Econometrics vs data mining
November 16, 2013
Before I worked professionally as a data-miner, I worked as a senior research economist at one of Australia’s premier microeconomics research bodies. Much of my time was spent building econometric models of the world.
I remember, when I made the move to work as a data-miner, one of my colleagues jokingly suggested that I was going over to the dark side. His was a reference to the philosophical difference between econometrics and data-mining.
Breiman on the ‘two cultures’
The late Leo Breiman is probably one of the key figures that developed the science of data mining (including developing the concept of a random forest). His 2001 paper Statistical Modelling: The Two Cultures contains an excellent discussion of the differences between econometrics and data mining.

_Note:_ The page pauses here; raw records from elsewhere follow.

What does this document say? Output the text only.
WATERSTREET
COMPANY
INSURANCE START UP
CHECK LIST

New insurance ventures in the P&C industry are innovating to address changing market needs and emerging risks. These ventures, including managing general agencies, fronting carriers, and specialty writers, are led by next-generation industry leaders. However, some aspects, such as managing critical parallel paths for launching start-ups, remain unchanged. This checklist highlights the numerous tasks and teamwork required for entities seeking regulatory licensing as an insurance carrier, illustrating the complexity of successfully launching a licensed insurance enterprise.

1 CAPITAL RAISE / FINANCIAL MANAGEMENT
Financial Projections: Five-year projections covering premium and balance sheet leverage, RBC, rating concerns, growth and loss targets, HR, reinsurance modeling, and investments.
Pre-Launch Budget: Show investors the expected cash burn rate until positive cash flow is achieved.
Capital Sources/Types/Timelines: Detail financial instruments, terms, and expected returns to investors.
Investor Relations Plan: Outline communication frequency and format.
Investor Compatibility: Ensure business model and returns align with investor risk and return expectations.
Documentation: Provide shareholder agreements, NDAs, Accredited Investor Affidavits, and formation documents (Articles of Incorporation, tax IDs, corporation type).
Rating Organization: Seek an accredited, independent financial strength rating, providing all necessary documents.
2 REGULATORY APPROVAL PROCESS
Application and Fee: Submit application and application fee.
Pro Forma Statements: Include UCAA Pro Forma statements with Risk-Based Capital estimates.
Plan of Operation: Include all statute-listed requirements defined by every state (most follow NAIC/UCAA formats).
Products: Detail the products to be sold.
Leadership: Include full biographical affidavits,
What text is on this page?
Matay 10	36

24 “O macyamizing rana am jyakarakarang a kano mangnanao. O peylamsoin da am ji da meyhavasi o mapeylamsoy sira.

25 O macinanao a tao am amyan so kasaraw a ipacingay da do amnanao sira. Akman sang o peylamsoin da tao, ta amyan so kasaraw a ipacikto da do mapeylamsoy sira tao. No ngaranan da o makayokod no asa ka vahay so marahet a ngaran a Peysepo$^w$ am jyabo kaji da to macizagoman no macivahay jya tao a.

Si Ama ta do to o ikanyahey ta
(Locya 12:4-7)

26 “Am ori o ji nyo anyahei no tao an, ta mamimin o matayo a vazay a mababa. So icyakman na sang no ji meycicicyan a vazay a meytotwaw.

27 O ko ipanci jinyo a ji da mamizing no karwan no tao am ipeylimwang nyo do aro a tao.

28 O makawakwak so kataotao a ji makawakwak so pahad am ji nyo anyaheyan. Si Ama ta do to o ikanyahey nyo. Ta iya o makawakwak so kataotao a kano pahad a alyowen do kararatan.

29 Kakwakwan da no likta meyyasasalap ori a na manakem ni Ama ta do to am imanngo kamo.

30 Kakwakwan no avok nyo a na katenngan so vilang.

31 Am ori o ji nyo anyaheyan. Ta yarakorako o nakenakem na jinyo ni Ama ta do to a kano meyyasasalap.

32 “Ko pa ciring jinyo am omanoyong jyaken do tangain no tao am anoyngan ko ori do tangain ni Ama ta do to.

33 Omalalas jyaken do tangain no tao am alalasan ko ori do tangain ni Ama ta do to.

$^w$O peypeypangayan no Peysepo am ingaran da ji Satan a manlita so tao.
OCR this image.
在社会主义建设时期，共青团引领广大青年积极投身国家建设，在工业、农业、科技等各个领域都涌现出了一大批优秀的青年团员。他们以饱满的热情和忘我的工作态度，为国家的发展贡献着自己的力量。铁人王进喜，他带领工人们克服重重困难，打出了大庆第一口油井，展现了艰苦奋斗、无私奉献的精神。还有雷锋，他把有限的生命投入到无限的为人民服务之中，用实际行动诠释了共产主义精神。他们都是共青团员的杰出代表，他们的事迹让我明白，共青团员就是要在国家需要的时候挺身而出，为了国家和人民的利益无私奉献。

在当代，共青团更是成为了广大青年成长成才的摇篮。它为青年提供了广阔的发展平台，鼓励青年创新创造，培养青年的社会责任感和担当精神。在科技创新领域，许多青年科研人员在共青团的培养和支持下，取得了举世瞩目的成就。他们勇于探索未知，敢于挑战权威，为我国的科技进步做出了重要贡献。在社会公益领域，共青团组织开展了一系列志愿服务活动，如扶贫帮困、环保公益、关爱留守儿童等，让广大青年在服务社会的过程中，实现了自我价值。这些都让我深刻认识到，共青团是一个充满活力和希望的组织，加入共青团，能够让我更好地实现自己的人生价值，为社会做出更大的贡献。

There are two cultures in the use of statistical modelling to reach conclusions from data. One assumes that the data are generated by a given stochastic data model (econometrics). The other uses algorithmic models and treats the data mechanism as unknown (data mining). The statistical community has been committed to the almost exclusive use of data models. This commitment has led to irrelevant theory, questionable conclusions, and has kept statisticians from working on a large range of interesting current problems.
This highlights the key difference between the two cultures - econometricians start with a model or view of how the world works (a data model), and try to ascertain the parameters that describe their model. Data miners, on the other hand, explicitly do not make assumptions about the data model or the way the world works but try to algorithmically build the best model using available data.
Which is more science-like?
I make the argument that data-mining is closer to real science than econometrics. Econometricians would possibly take offence at that statement, but let’s try to examine it objectively.
Allow me to use this definition of science (from Good math, bad math):
What science does is make observations, and then based on those observations produce models of the universe. Then, using that model, it makes predictions, and compares those predictions with further observations. By doing that over and over again, we get better and better models of how the universe works. Science is never sure about anything - because all it can do is check how well the model works. It’s always possible that any model doesn’t describe how things actually work. But it gives us a good approximation, in a way that allows us to understand how things work. Or, not quite how things work, but how we can affect the world by our actions. Our model might not capture what’s really happening - but it’s got predictive power.
To be clear - I am not saying that econometrics doesn’t apply this methodology - rather I am asserting that data mining is more effective at producing models of the universe based on observations, and therefore a more effective mechanism to understand how the world works.
Why is data mining more effective? Because it relaxes the assumption that the modeller knows how the world works, while this assumption forms the cornerstone of econometrics.